Several commercial data providers offer the FFIEC data in a curated form, but accessing those requires an institutional or individual subscription. It appears that the Federal Reserve Bank of Chicago once provided a curated data set on its website, but no longer does so. WRDS provides Call Report data extracted from the same sources I used as part of its basic subscription. Of course, no commercial providers of the data provide the source code used to transform the raw data into the form they deliver it in.
Other services provide “API wrappers” that allow users to access the data via the FFIEC API, but this approach is best suited to real-time feeds of small amounts of data. Collation of the data into a single local, comprehensive repository using this approach seems impractical given the scale of the data.
Regardless of the availability of paid curation services, in this note I will imagine that such sources either do not exist or are unavailable to my hypothetical Understand clients and illustrate how one can curate Call Reports data from the FFIEC source.
1.1 Getting the raw data
The FFIEC Bulk Data Download site provides the Call Report data in two forms: zipped tab-delimited data files and zipped XBRL data files, one for each quarter. The package-site article Getting the raw Call Report data shows how to use Python and ffiec_data_collector to download these files into RAW_DATA_DIR/ffiec.
1.2 Processing the data
With the raw data files in hand, the next task is to process these into files useful for analysis. For reasons I will discuss below, I will process the data into Parquet files. The Parquet format is described in R for Data Science (Wickham et al., 2023, p. 393) as “an open standards-based format widely used by big data systems.” Parquet files provide a format optimized for data analysis, with a rich type system. More details on the Parquet format can be found in Chapter 22 of Wickham et al. (2023) and every code example in Gow and Ding (2024) can be executed against Parquet data files created using my db2pq Python package as described in Appendix E of that book.
The easiest way to run the code I used to process the data is to install the ffiec.pq R package I have made available on GitHub. By default, the ffiec.pq package assumes that the raw data files can be found in a directory ffiec below the raw data repository and that processed data should be written to a directory ffiec below the processed Parquet repository. If RAW_DATA_DIR or DATA_DIR is not already set, the package will ask for those locations the first time an interactive R session needs them and can store the answers in .Renviron. The processed files will occupy about 3 GB of disk space, so make sure you have room for these there.
With the directories resolved, I can load my package and run a single command ffiec_process() without any arguments to process all the raw data files.4 This takes about five minutes to run (for me):
results <- ffiec_process(use_multicore = FALSE) |> system_time()Note that, behind the scenes, the ffiec_process() extracts the data in two phases. In the first phase, it processes the data for each schedule for each quarter into Parquet file. This results in 3,713 Parquet files. In the second phase, ffiec_process() proceeds to organize the 3,713 schedule-and-quarter-specific Parquet files by variable type to facilitate working with the data. Once the data have been organized, the schedule-and-quarter-specific Parquet files are discarded.

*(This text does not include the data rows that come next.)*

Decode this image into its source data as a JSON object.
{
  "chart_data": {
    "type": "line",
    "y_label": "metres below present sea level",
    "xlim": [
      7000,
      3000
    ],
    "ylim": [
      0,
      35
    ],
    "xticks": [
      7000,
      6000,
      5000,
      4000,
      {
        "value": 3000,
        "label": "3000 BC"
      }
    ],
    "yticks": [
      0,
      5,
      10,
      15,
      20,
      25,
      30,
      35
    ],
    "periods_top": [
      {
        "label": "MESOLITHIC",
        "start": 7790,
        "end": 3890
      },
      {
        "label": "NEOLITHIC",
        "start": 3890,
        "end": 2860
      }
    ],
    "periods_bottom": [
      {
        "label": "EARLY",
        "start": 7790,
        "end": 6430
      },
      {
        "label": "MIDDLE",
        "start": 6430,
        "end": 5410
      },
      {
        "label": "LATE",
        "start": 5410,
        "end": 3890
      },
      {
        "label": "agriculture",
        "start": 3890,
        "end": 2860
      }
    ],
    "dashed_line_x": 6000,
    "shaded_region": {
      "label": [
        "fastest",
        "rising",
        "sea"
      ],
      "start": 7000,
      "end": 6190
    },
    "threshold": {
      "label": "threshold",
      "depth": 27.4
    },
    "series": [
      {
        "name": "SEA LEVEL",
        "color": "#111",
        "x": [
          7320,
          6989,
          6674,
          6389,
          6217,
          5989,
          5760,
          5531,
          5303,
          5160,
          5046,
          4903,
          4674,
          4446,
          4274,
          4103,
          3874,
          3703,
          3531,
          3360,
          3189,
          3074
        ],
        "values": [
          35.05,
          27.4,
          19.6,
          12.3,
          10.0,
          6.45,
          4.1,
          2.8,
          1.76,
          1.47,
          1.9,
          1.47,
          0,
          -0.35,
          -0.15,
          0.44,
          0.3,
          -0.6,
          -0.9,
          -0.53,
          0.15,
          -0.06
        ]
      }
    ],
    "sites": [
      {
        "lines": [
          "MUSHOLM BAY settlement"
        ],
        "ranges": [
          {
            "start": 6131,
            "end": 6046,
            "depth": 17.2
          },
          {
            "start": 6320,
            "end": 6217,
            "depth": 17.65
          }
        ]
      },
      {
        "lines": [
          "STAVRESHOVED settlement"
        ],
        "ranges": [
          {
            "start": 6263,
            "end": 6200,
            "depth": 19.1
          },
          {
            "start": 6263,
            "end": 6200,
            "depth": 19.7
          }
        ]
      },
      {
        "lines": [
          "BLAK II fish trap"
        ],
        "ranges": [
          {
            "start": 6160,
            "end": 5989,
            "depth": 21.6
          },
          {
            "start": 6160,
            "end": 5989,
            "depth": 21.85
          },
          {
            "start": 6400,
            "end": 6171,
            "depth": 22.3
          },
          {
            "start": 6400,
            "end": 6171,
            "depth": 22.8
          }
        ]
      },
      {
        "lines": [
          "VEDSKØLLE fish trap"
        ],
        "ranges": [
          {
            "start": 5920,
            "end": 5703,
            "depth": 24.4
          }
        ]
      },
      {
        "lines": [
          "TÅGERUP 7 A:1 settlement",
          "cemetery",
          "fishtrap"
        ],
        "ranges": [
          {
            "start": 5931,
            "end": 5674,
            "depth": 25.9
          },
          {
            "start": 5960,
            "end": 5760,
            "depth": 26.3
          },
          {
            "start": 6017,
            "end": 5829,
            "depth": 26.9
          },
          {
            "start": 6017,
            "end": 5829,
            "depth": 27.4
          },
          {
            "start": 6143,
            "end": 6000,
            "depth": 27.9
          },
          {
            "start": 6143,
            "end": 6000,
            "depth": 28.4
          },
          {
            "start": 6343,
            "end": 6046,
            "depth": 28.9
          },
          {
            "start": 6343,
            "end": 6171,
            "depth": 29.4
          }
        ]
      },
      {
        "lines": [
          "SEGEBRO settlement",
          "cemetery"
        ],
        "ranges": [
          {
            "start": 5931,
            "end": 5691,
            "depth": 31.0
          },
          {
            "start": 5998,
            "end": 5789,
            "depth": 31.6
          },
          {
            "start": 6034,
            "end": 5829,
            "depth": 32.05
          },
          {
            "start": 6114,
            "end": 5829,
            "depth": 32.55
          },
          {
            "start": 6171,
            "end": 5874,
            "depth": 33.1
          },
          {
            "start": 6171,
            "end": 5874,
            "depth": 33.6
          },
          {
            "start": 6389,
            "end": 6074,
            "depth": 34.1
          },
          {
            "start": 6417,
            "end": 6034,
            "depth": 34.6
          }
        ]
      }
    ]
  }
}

The results table returned by the ffiec_process() function above reflects the outcome of the first phase, as that is when any problems arising from malformed data are expected to arise. If there were any issues in reading the data for a schedule in a quarter, then the variable ok for the corresponding row of results will be FALSE. We can easily confirm that all rows have ok equal to TRUE:
results |> count(ok)The results table also includes the field repairs that we can inspect to determine if any “repairs” were made to the data as it was processed in the first phase. As can be seen, a minority of the 3,713 first-phase files needed repairs. I discuss these repairs in more detail in the article on Call Report curation details.